Title :
A scalable solution for group feature selection
Author :
Priya Govindan;Ruobing Chen;Katya Scheinberg;Soundararajan Srinivasan
Author_Institution :
Rutgers University
Abstract :
In many applications, we may want to build a classifier with high confidence, while reducing the number of features. We consider the case where features are assigned to predefined groups and cannot be removed individually. An additional and important constraint is that the datasets may be very large and may not fit in memory. We use logistic regression with group penalty, which results in sparse solutions at the group level. In our implementation, we apply L-BFGS to approximate the quadratic loss function of logistic regression and use Block Co-ordinate Descent to solve for each group.
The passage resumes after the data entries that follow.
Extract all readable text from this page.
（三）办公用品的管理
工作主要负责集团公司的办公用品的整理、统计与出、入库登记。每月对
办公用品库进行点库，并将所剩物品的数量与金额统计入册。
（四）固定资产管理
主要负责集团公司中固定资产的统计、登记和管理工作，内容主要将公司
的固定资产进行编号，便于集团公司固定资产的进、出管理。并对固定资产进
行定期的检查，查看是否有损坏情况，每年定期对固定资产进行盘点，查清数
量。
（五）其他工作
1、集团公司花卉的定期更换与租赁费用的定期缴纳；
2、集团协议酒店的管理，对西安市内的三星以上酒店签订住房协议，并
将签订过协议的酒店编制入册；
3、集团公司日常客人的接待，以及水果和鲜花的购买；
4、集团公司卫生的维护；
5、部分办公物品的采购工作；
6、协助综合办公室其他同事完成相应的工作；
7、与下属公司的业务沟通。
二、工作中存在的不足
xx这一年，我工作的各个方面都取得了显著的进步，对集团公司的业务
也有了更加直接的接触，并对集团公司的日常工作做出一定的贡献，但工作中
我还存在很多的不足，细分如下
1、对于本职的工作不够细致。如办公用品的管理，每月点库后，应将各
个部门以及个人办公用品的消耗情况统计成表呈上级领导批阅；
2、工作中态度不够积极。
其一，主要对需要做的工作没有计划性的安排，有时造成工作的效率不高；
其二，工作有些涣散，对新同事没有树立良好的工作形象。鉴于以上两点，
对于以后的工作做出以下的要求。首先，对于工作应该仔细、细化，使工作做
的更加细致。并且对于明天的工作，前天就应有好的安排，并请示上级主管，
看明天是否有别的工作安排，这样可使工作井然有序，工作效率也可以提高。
Our contributions can be summarized as follows: (1) we discuss different scalable approaches, depending on characteristics of the dataset, such as, large number of data points or large number of features or large number of groups; (2) for datasets with large number of data points and few groups of features, we identify the bottlenecks for scalability; (3) we present Spark solutions in Python and discuss the advantages of our solution over alternate solutions; (4) we present the experiments and results on synthetic data and real data from manufacturing applications.
Keywords :
"Sparks","Logistics","Runtime","Sparse matrices","Approximation methods","Machine learning algorithms","Big data"
Conference_Titel :
Big Data (Big Data), 2015 IEEE International Conference on
DOI :
10.1109/BigData.2015.7364098